The Madison assault got here days after the leaking of a supreme court draft ruling that would overturn its 1973 Roe v Wade choice and finish nearly half a century of constitutional abortion protections.

On Tuesday, a spokesperson for the federal Bureau of Alcohol, Tobacco, Firearms and Explosives (ATF) informed the Guardian that its agents were aware of the group’s claims of responsibility, but cited the continuing investigation for being unable to give extra particulars.

The Madison police division said it was “aware of a group claiming duty for the arson at Wisconsin Household Action and are working with our federal companions to determine the veracity of that claim”.

It urged anyone with relevant information to make contact, saying: “We take all info and ideas related to this case significantly and are working to vet each one.”

At a press convention on Monday afternoon, the Madison PD and ATF agents announced a joint investigation into what it referred to as an “abortion extremism case involving an arson and graffiti attack of a pro-life advocacy workplace in Madison”.

The Madison police chief, Shon Barnes, stated no suspects had thus far been recognized. Authorities have been anticipated to present a further update on Tuesday afternoon.

In a values assertion on its web site, Wisconsin Family Action (WFA) describes itself as a Judeo-Christian group dedicated to “strengthening, preserving, and selling marriage, family, life and liberty.

“We help the sanctity of human life from the moment of conception by way of natural dying. This includes opposing legislation that promotes the destruction of human life – which begins at conception – by way of abortion and other means,” it says.

Jack Hoogendyk, the WFA board chairman, attacked the response to the assault in a tweet posted on Tuesday morning, singling out Wisconsin’s Democratic governor, Tony Evers, and Madison PD detectives.

“We need to see a a lot stronger message of condemnation of this exercise from our Governor [and] from native law enforcement,” he wrote.

At a press convention on Monday, Evers called the attack “a horrible incident”.

Calling for a full investigation and arrests, he added: “Because the state of Wisconsin, we don’t settle for that sort of violence here.”

An attack on an anti-abortion workplace is a relative rarity compared with attacks on abortion clinics and suppliers.
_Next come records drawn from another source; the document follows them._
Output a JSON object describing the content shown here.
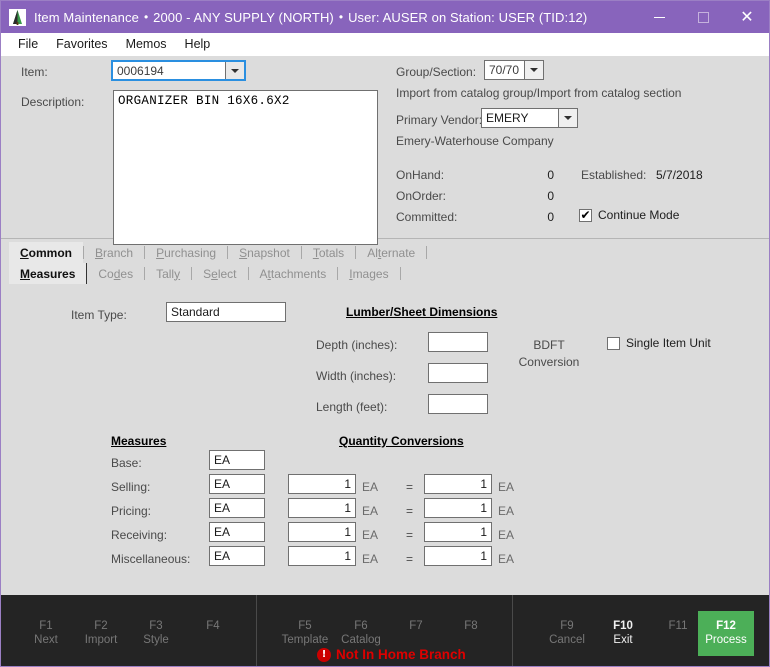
{
  "window": {
    "icon": "tree-icon",
    "title": "Item Maintenance",
    "company": "2000 - ANY SUPPLY (NORTH)",
    "session": "User: AUSER on Station: USER (TID:12)",
    "separator": "•",
    "minimize_label": "minimize",
    "maximize_label": "maximize",
    "close_label": "✕",
    "titlebar_color": "#8864bc"
  },
  "menu": {
    "items": [
      {
        "label": "File"
      },
      {
        "label": "Favorites"
      },
      {
        "label": "Memos"
      },
      {
        "label": "Help"
      }
    ]
  },
  "header": {
    "item_label": "Item:",
    "item_value": "0006194",
    "description_label": "Description:",
    "description_value": "ORGANIZER BIN 16X6.6X2",
    "group_section_label": "Group/Section:",
    "group_section_value": "70/70",
    "group_section_note": "Import from catalog group/Import from catalog section",
    "primary_vendor_label": "Primary Vendor:",
    "primary_vendor_value": "EMERY",
    "primary_vendor_note": "Emery-Waterhouse Company",
    "onhand_label": "OnHand:",
    "onhand_value": "0",
    "onorder_label": "OnOrder:",
    "onorder_value": "0",
    "committed_label": "Committed:",
    "committed_value": "0",
    "established_label": "Established:",
    "established_value": "5/7/2018",
    "continue_mode_label": "Continue Mode",
    "continue_mode_checked": "✔"
  },
  "tabs_primary": [
    {
      "label": "Common",
      "accel": "C",
      "pre": "",
      "post": "ommon",
      "active": true
    },
    {
      "label": "Branch",
      "accel": "B",
      "pre": "",
      "post": "ranch",
      "active": false
    },
    {
      "label": "Purchasing",
      "accel": "P",
      "pre": "",
      "post": "urchasing",
      "active": false
    },
    {
      "label": "Snapshot",
      "accel": "S",
      "pre": "",
      "post": "napshot",
      "active": false
    },
    {
      "label": "Totals",
      "accel": "T",
      "pre": "",
      "post": "otals",
      "active": false
    },
    {
      "label": "Alternate",
      "accel": "t",
      "pre": "Al",
      "post": "ernate",
      "active": false
    }
  ],
  "tabs_secondary": [
    {
      "label": "Measures",
      "accel": "M",
      "pre": "",
      "post": "easures",
      "active": true
    },
    {
      "label": "Codes",
      "accel": "d",
      "pre": "Co",
      "post": "es",
      "active": false
    },
    {
      "label": "Tally",
      "accel": "y",
      "pre": "Tall",
      "post": "",
      "active": false
    },
    {
      "label": "Select",
      "accel": "e",
      "pre": "S",
      "post": "lect",
      "active": false
    },
    {
      "label": "Attachments",
      "accel": "t",
      "pre": "A",
      "post": "tachments",
      "active": false
    },
    {
      "label": "Images",
      "accel": "I",
      "pre": "",
      "post": "mages",
      "active": false
    }
  ],
  "form": {
    "item_type_label": "Item Type:",
    "item_type_value": "Standard",
    "lumber_heading": "Lumber/Sheet Dimensions",
    "depth_label": "Depth (inches):",
    "depth_value": "",
    "width_label": "Width    (inches):",
    "length_label": "Length (feet):",
    "length_value": "",
    "width_value": "",
    "bdft_line1": "BDFT",
    "bdft_line2": "Conversion",
    "single_item_unit_label": "Single Item Unit",
    "measures_heading": "Measures",
    "quantity_heading": "Quantity Conversions",
    "equals": "=",
    "rows": [
      {
        "label": "Base:",
        "uom": "EA",
        "has_conv": false,
        "from_qty": "",
        "from_uom": "",
        "to_qty": "",
        "to_uom": ""
      },
      {
        "label": "Selling:",
        "uom": "EA",
        "has_conv": true,
        "from_qty": "1",
        "from_uom": "EA",
        "to_qty": "1",
        "to_uom": "EA"
      },
      {
        "label": "Pricing:",
        "uom": "EA",
        "has_conv": true,
        "from_qty": "1",
        "from_uom": "EA",
        "to_qty": "1",
        "to_uom": "EA"
      },
      {
        "label": "Receiving:",
        "uom": "EA",
        "has_conv": true,
        "from_qty": "1",
        "from_uom": "EA",
        "to_qty": "1",
        "to_uom": "EA"
      },
      {
        "label": "Miscellaneous:",
        "uom": "EA",
        "has_conv": true,
        "from_qty": "1",
        "from_uom": "EA",
        "to_qty": "1",
        "to_uom": "EA"
      }
    ]
  },
  "footer": {
    "keys": [
      {
        "key": "F1",
        "name": "Next",
        "enabled": false,
        "highlight": false
      },
      {
        "key": "F2",
        "name": "Import",
        "enabled": false,
        "highlight": false
      },
      {
        "key": "F3",
        "name": "Style",
        "enabled": false,
        "highlight": false
      },
      {
        "key": "F4",
        "name": "",
        "enabled": false,
        "highlight": false
      },
      {
        "key": "F5",
        "name": "Template",
        "enabled": false,
        "highlight": false
      },
      {
        "key": "F6",
        "name": "Catalog",
        "enabled": false,
        "highlight": false
      },
      {
        "key": "F7",
        "name": "",
        "enabled": false,
        "highlight": false
      },
      {
        "key": "F8",
        "name": "",
        "enabled": false,
        "highlight": false
      },
      {
        "key": "F9",
        "name": "Cancel",
        "enabled": false,
        "highlight": false
      },
      {
        "key": "F10",
        "name": "Exit",
        "enabled": true,
        "highlight": false
      },
      {
        "key": "F11",
        "name": "",
        "enabled": false,
        "highlight": false
      },
      {
        "key": "F12",
        "name": "Process",
        "enabled": true,
        "highlight": true
      }
    ],
    "warning_text": "Not In Home Branch",
    "warning_icon": "!",
    "warning_color": "#dd0000",
    "process_color": "#4caf58"
  }
}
In 2019, the Guardian reported on an “alarming escalation” in picketing, vandalism and trespassing by anti-abortion activists at medical services.

Arson, bombings, murders and acid attacks were amongst greater than 300 acts of utmost violence recorded by the Rand Corporation between 1973 and 2003, and in some of the heinous incidents, in 2009, Dr George Tiller, a Kansas abortion provider, was shot lifeless in a church in Wichita.
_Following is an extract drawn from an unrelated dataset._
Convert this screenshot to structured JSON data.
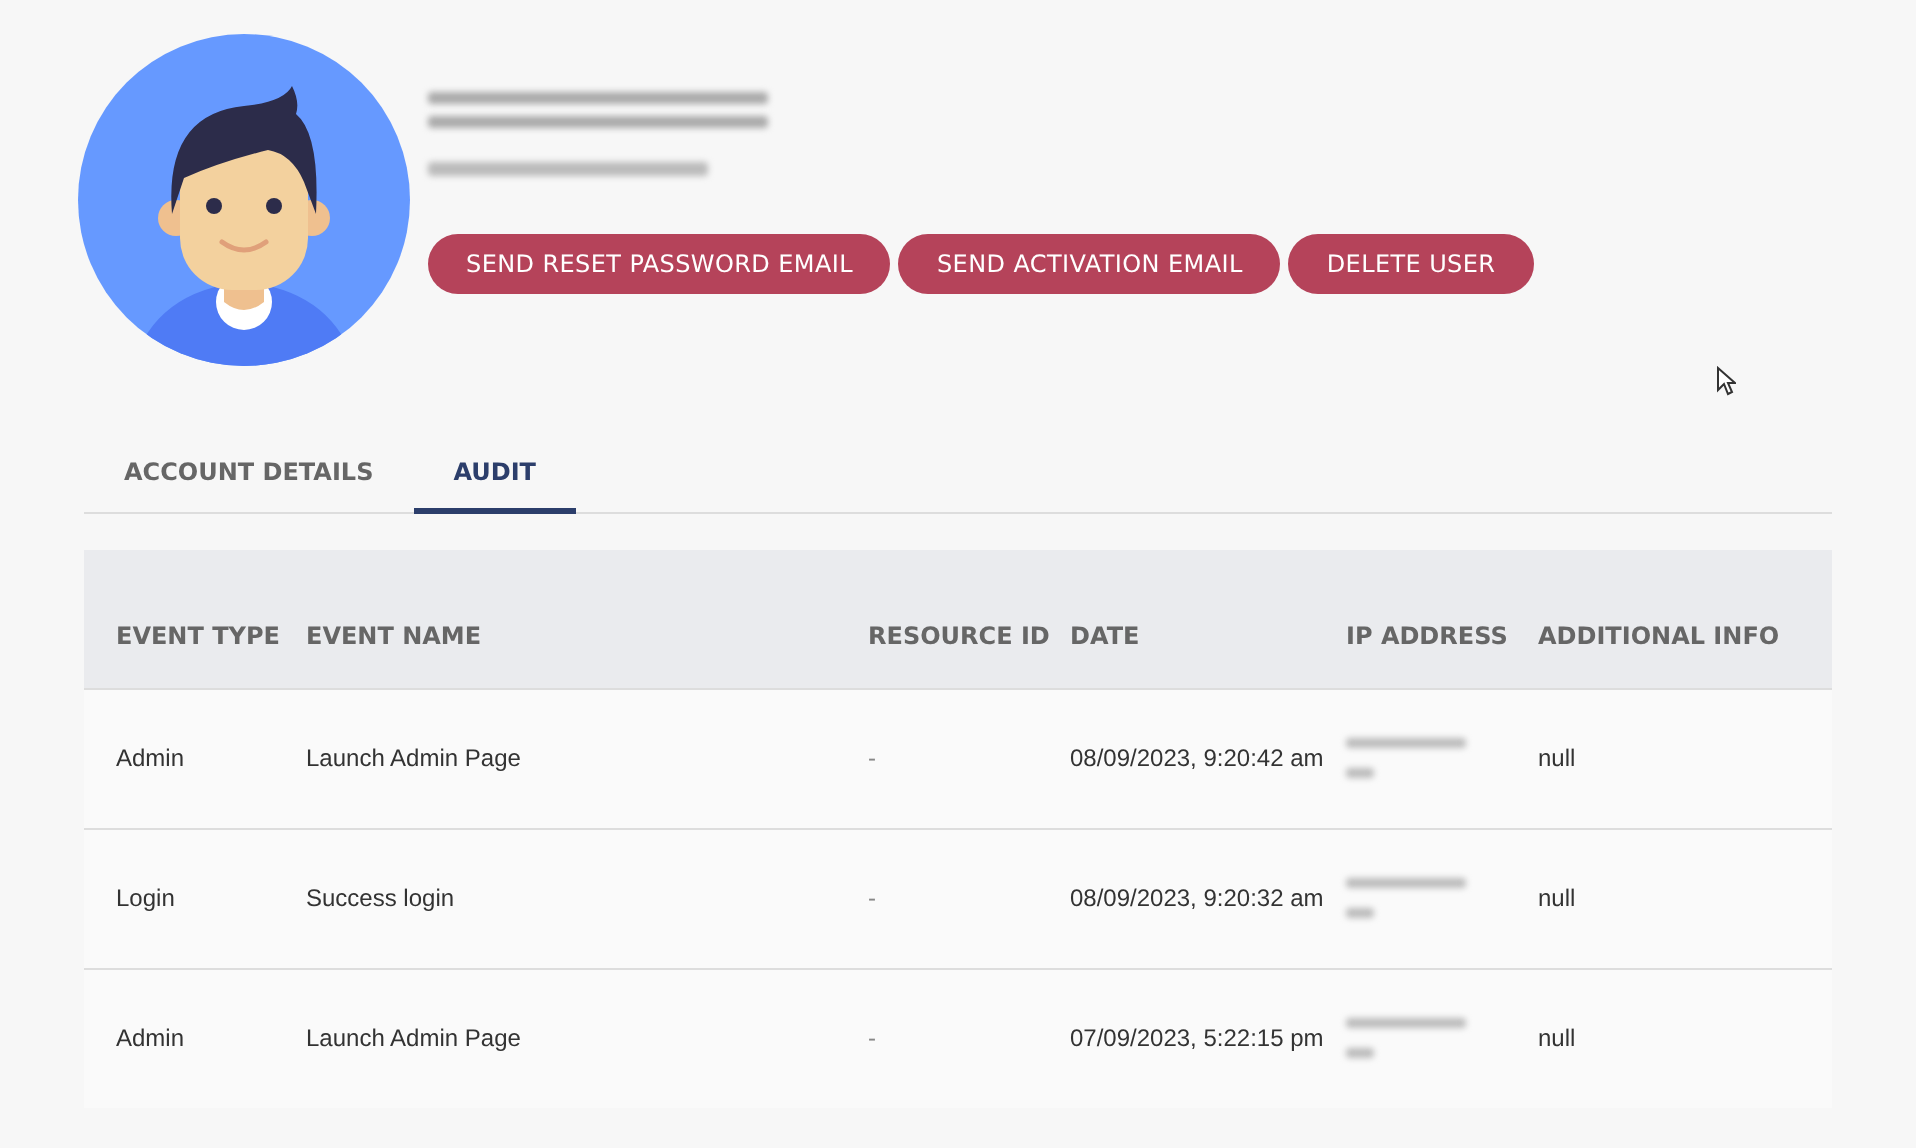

In March, MS magazine reported that the number of brick-and-mortar abortion clinics nationwide had dropped precipitously, partly due to the fixed menace of violence in opposition to personnel. Six states, MS said, had just one abortion provider, principally small, independent operators who were thought of most at risk.

“Abortion clinics have been closing at an alarming rate,” the article mentioned. “Unbiased suppliers are probably the most vulnerable to anti-abortion attacks and violence directed at their employees.”